The Los Angeles Times poll out today (which shows Prop 54 going down) shows on the recall: 57 percent yes, 43 percent no. On candidates, it’s Schwarzenegger at 40 percent; Cruz at 32 percent; McClintock at 15 percent. Without a seismic shift, we’ll be talking Gov. Schwarzenegger at this time next week. Yet, Arnold has 58-percent favorable ratings and 39-percent unfavorable, yielding a net positive of only 19 percent. But McClintock’s 62-percent favorable/25-percent unfavorable yields a net positive of 37 percent, nearly twice Arnold’s!

There’s more in this poll. A bare plurality thinks Bustamante has the character and integrity to be governor. By nearly 2-to-1, voters think Arnold does. But by more than 5-to-1, voters say McClintock has the necessary character and integrity.

In other words, on paper, McClintock is Mr. Universe, and Conan is the Barbarian. But does McClintock have a bright future? Perhaps, seemingly paradoxically, only if the recall itself fails. If the recall succeeds, consider this reality: Arnold’s major domo is former Wilson chief-of-staff (get-mad-and-get-even) Bob White. Thus, if Republican Arnold wins over Democrat Bustamante, that means McClintock is history. And if Arnold loses to Bustamante, McClintock, not Arnold’s campaign, will be blamed.

Regardless, McClintock gets no bonus points from Republican kingmakers for (a) not holding blockbuster news conferences confronting Arnold, or (b) giving Arnold a get-out-of-debate free pass. McClintock may not have had it in his power to win, but surely he had it in his power to destroy Arnold. Perhaps the two were inseparable. Whatever McClintock did, he did it his way.
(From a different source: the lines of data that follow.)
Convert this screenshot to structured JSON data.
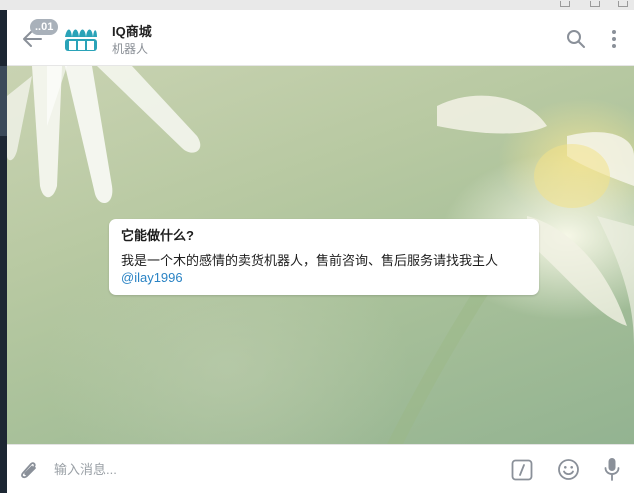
{
  "header": {
    "unread_count": "..01",
    "title": "IQ商城",
    "subtitle": "机器人"
  },
  "message": {
    "title": "它能做什么?",
    "text": "我是一个木的感情的卖货机器人，售前咨询、售后服务请找我主人",
    "link": "@ilay1996"
  },
  "composer": {
    "placeholder": "输入消息..."
  },
  "colors": {
    "link": "#2a83c4",
    "avatar_accent": "#2aa3b8",
    "icon_gray": "#8a9099"
  },
  "icons": [
    "back-arrow-icon",
    "search-icon",
    "more-vertical-icon",
    "paperclip-icon",
    "bot-command-icon",
    "emoji-icon",
    "microphone-icon"
  ]
}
Arnold Steinberg is a California-based political consultant.

Arnold Steinberg helped create the Buckley for Senate campaign and served as its communications director before joining Senator James L Buckley on Capitol Hill.  A political strategist whose graduate texts defined modern campaigns, Steinberg wrote the more recent Whiplash! From JFK to Donald Trump, A Political Odyssey, with a foreword by James L. Buckley.